Mayor’s budget proposes upgrades to landfill
19-acre expansion, other improvements could extend its life by as much as 10 years
The Central Maui Landfill could see a $12.5 million, 19-acre expansion along with other upgrades and new projects should Mayor Michael Victorino’s recent budget proposal be enacted.
Victorino is seeking the funds to add more space to the approximately 42 acres already permitted for disposal. This would extend the life of the landfill by approximately 10 years, according to the Department of Environmental Management’s Solid Waste Division.
The landfill’s current capacity is projected to be exhausted by March 2022.
Also in the budget proposal, Victorino is seeking $1 million to purchase 17 acres of Alexander & Baldwin property northwest of the landfill and next to county property to facilitate the Solid Waste Division’s responsibilities to handle emergency disaster debris, including receiving, processing, recycling, stockpiling and storage.
The property formerly used for agriculture also would provide the required access, drainage and infrastructure for solid waste regulatory requirements, the division said.
The two projects are among the more costly ones being sought by the administration to improve the landfill.
The Maui County Council’s Economic Development and Budget Committee is expected to begin deliberations on Victorino’s $781 million budget for fiscal 2020 at 9 a.m.
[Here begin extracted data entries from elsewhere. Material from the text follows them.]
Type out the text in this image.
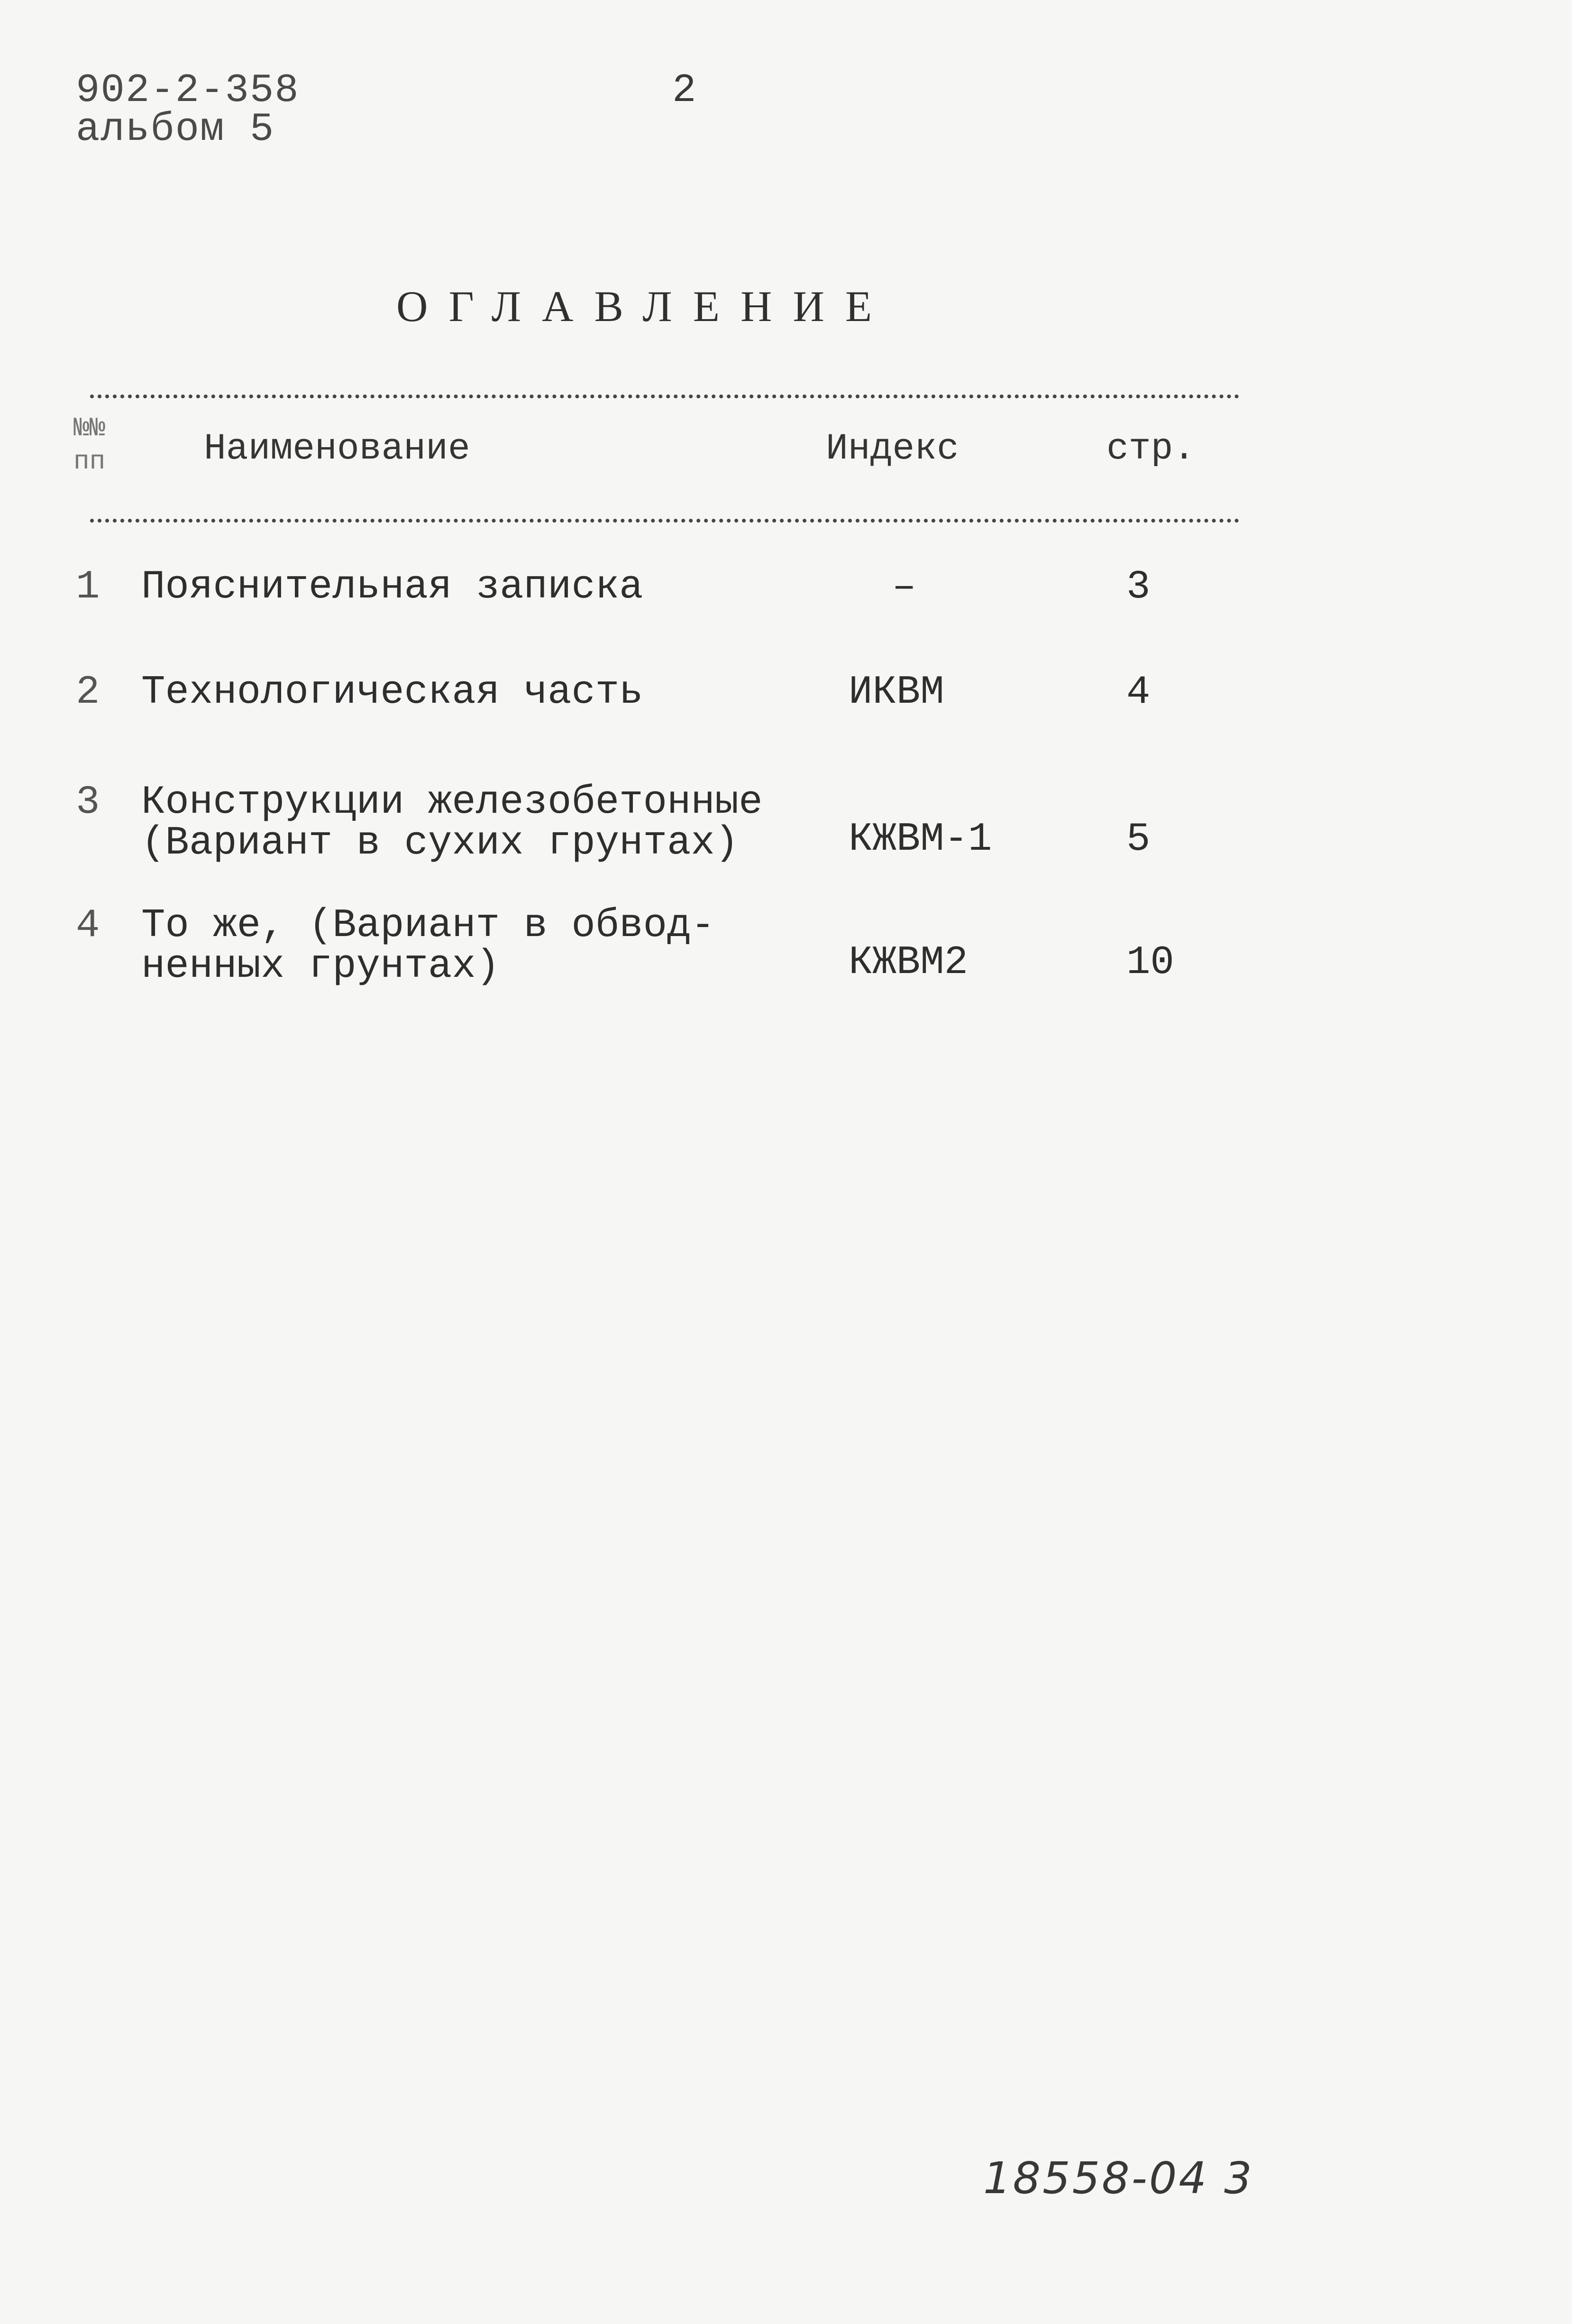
902-2-358
альбом 5
2
ОГЛАВЛЕНИЕ
№№
пп	Наименование	Индекс	стр.
1 Пояснительная записка	–	3
2 Технологическая часть	ИКВМ	4
3 Конструкции железобетонные
(Вариант в сухих грунтах)	КЖВМ-1	5
4 То же, (Вариант в обвод-
ненных грунтах)	КЖВМ2	10
18558-04 3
Monday in Council Chambers.
The full council has until June 10 to take action on the budget, otherwise the mayor’s proposal becomes law. Fiscal year 2020 begins on July 1.
With the Central Maui Landfill capacity close to being exhausted soon, the industry standard is to have a new disposal cell available at least one year prior to running out of capacity to ensure continuity of solid waste disposal services, the division said.
The funding also would include the construction of a landfill lining system to protect the environment, leachate collection and landfill gas collection systems.
The expansion work would include state Department of Health permitting, construction and DOH-required construction quality assurance and reporting, the division said.
Depending on how long the Health Department’s permit and approval process takes, the cell could be ready in mid-2021.
Other Central Maui Landfill projects in the budget include:
• $100,000 for customer drop-off area improvements and design funding for the installation of an additional disposal bay. It is expected to reduce customer wait times and the potential for vehicle backup onto Pulehu Road.
• $50,000 in design funding for efficient traffic routing at the facility with the addition of a new lane to provide segregated lanes for residential, commercial and greenwaste customers. It is expected to alleviate backup and minimize user confusion.
And, Victorino is still working to open the Central Maui Landfill one Sunday a month; it is currently open Monday through Saturday.
As the county moves forward with upgrading and expanding the landfill, it puts into question the agreement between former Mayor Alan Arakawa’s administration and Maui Recovery Facility LLC and Anaergia Services for a waste-to-renewable-fuel project. Plans had called for using the waste at the landfill for energy products.
Deadlines to build and operate a facility to conduct the conversion have been pushed back over the years. The Solid Waste Division said in an email response that issues still have to be tackled, including identifying long-term electricity or fuel off-take agreements, which impact the potential viability of the “ambitious project as a whole.”
It added that “as far as the county is aware, the company is diligently pursuing these items.”
In his inaugural address in January, Victorino said that if Anaergia can’t do what it was supposed to, “we should look around for somebody else.”
Another notable project Victorino listed in his budget presentation on March 25 is the West Maui Recycled Water System Expansion for $13.5 million.
The Environmental Management’s Wastewater Reclamation Division said this would help create a pressurized distribution system with water storage for all existing and future recycled water customers.
This phase of the project would construct elevated storage, which could be a tank and or a reservoir, upgrade the effluent pump station to deliver water to the tank and/or reservoir, and construct any necessary piping upgrades, the division said.
Additional phases would be proposed in future years to expand the distribution system to connect more customers.
The expansion would allow all customers to access recycled water 24 hours a day, the division said. Currently, customers only can get recycled water approximately four to five hours a day when it is being pumped to the Ka’anapali Golf Course reservoir.
The division said the projects have been in the pipeline for some time and are not directly related to the ongoing lawsuit against the county regarding its use of injection wells at the Lahaina Wastewater Reclamation Facility.
In 2012, the West Maui Preservation Association, Hawaii Wildlife Fund, the Sierra Club-Maui Group and the Surfrider Foundation sued the county over its use of injection wells saying the effluent was reaching the ocean and impacting sensitive coral reefs at Kahekili Beach.
The division said the issues raised by the lawsuit are of national importance and that the U.S. Supreme Court is expected to hear Maui County’s case this fall.
“If the county is unsuccessful, we believe that would negatively impact the use of recycled water on land within the vicinity of the coastline, and major adjustments to the recycled water program would have to be made,” the division said in an email.
The proposed budget can be found at www.mauicounty.gov/DocumentCenter/Index/4774.